La loi imposant de se mettre aux normes d’accessibilité d’ici 2015 (les personnes à mobilité réduite, PMR), les travaux commencent à s’intensifier. Lorsque l’on rénove une salle ou lors de la création de nouvelles salles, l’accessibilité est maintenant systématique. Permettre à tous d’accéder au cinéma nécessite souvent des travaux y compris au niveau des halls, des parkings et des entrées. Du côté de l’accès aux contenus pour les personnes handicapées, plusieurs systèmes coexistent. Le sous-titrage closed-caption pour les malentendants fonctionne soit grâce à des lunettes holographiques (Access Glasses de Sony) soit à l’aide de petits écrans individuels flexibles (Captiview de Doremi). Pour les malvoyants, l’audiodescription se fait au moyen du propre casque du spectateur, branché sur un boîtier récepteur. Le closed-caption et l’audiodescription sont émis depuis la cabine, soit par infrarouges, soit par HF.

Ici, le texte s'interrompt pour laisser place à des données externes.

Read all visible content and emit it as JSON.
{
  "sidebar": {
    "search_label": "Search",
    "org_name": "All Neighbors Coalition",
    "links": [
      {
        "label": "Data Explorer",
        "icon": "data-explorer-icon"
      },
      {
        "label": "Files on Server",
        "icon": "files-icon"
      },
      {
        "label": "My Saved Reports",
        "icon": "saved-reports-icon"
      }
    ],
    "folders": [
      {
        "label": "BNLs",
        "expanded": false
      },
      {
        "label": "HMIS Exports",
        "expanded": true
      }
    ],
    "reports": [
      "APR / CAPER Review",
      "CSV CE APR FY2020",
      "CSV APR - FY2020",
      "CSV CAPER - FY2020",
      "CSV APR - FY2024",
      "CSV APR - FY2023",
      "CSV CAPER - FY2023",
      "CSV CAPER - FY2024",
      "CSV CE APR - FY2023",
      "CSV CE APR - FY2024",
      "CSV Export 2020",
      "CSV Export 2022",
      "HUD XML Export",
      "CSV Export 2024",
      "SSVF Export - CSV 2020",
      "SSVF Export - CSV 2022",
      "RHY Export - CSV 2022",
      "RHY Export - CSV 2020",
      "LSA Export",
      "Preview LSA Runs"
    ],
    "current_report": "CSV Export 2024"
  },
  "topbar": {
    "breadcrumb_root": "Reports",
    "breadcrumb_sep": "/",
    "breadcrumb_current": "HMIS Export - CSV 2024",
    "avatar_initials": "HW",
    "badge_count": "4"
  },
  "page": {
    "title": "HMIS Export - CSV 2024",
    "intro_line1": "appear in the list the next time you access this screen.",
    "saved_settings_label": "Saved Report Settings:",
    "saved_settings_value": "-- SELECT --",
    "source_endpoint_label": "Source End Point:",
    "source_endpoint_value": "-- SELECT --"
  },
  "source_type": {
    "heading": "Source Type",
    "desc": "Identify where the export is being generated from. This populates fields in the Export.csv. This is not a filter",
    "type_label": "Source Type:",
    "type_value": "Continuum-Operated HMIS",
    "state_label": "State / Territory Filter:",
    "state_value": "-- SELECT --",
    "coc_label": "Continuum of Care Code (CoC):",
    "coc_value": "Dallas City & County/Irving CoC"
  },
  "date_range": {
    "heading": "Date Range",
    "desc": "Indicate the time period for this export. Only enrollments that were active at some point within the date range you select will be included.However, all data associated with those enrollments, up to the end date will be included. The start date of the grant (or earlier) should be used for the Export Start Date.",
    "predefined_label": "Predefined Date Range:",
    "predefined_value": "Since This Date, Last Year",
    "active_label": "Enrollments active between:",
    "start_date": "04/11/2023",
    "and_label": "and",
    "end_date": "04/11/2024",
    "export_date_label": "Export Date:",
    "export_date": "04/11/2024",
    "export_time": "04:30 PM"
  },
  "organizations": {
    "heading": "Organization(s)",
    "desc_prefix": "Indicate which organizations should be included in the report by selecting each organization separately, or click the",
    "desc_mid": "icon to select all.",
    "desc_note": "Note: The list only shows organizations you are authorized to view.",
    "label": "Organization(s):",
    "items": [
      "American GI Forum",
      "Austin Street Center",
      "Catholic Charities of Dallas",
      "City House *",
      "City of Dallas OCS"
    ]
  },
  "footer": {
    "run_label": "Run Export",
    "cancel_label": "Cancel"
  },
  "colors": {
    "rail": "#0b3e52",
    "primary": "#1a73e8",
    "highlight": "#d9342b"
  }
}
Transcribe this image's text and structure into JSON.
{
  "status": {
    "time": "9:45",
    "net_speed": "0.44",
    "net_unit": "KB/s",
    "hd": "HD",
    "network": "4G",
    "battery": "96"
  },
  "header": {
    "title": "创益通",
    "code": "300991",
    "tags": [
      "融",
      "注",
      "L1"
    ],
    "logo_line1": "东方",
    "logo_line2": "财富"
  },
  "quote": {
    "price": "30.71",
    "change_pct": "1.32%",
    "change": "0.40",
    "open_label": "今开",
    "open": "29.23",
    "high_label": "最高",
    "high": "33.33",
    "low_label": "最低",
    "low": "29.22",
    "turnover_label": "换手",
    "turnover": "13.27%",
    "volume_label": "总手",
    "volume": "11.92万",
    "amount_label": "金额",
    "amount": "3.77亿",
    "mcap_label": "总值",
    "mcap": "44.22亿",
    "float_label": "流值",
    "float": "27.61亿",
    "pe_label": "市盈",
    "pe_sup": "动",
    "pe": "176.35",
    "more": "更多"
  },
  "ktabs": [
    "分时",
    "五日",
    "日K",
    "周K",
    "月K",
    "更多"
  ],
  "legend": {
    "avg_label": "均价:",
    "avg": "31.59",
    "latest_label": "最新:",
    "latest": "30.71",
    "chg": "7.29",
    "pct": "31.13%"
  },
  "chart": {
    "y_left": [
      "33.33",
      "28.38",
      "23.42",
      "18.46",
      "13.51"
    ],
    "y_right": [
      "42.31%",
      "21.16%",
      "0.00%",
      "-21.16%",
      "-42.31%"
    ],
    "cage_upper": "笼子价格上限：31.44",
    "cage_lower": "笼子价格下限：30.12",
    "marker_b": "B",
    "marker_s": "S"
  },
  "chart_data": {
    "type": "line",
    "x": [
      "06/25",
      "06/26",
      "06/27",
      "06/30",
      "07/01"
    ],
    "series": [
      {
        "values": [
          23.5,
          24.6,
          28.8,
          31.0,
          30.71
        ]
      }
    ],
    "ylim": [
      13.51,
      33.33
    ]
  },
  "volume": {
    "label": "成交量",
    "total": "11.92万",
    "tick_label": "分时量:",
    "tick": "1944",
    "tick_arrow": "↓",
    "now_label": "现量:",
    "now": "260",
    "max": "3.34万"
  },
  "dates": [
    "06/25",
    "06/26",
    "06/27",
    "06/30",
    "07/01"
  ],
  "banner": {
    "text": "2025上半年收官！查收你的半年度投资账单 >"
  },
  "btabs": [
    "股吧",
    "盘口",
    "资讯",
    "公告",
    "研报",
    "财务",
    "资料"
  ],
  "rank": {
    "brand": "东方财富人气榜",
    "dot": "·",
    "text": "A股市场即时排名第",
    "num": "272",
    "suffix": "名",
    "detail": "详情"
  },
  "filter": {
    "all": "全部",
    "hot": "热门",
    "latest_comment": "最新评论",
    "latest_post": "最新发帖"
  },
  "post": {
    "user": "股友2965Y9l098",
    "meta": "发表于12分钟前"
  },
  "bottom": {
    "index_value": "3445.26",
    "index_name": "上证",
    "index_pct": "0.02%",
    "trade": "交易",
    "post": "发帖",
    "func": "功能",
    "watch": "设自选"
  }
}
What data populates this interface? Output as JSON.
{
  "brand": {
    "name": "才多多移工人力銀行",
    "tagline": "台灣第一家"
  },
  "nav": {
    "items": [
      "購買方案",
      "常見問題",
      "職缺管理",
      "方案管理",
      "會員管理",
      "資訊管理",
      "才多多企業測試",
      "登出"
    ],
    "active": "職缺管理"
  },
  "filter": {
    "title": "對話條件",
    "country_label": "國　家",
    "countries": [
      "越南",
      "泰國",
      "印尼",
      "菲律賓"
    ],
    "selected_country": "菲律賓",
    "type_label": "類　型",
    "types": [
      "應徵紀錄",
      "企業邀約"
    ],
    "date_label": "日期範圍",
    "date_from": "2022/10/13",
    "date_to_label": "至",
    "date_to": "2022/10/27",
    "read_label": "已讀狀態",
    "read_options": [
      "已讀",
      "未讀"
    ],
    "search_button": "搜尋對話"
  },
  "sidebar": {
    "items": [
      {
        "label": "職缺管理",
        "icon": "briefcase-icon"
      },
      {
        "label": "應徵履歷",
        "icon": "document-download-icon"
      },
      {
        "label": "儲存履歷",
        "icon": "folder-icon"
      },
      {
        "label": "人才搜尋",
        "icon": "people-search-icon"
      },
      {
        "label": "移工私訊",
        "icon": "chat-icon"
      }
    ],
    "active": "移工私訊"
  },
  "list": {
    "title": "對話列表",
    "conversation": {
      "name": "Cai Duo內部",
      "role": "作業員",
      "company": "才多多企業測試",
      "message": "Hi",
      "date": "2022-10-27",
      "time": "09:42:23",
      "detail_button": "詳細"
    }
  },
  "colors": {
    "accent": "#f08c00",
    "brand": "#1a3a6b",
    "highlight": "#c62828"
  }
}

Plus d’évolutions auront eu cours en dix ans de cinéma numérique qu’en trente ans d’argentique. Les fabricants sont pris dans une course à l’innovation, poussés à la fois par des intérêts économiques, et par des auteurs qui souhaitent accéder à de nouvelles façons de raconter leurs histoires (James Cameron pour la S3D, Peter Jackson pour les HFR). Mais derrière cela, les exploitants ont fait de lourds investissements, et ont besoin de rentabiliser leur matériel, lequel est encore en bon état. Il est donc probable que l’on va voir se creuser l’écart entre des salles « standard », aux normes DCI, et les salles dites « de prestige », avec son immersif, HFR, voire projection laser S3D. Mais l’essentiel est que le cinéma reste un endroit d’émotion partagée, et pour cela il doit continuer de s’ouvrir à tous les publics, et de mettre les œuvres à l’honneur.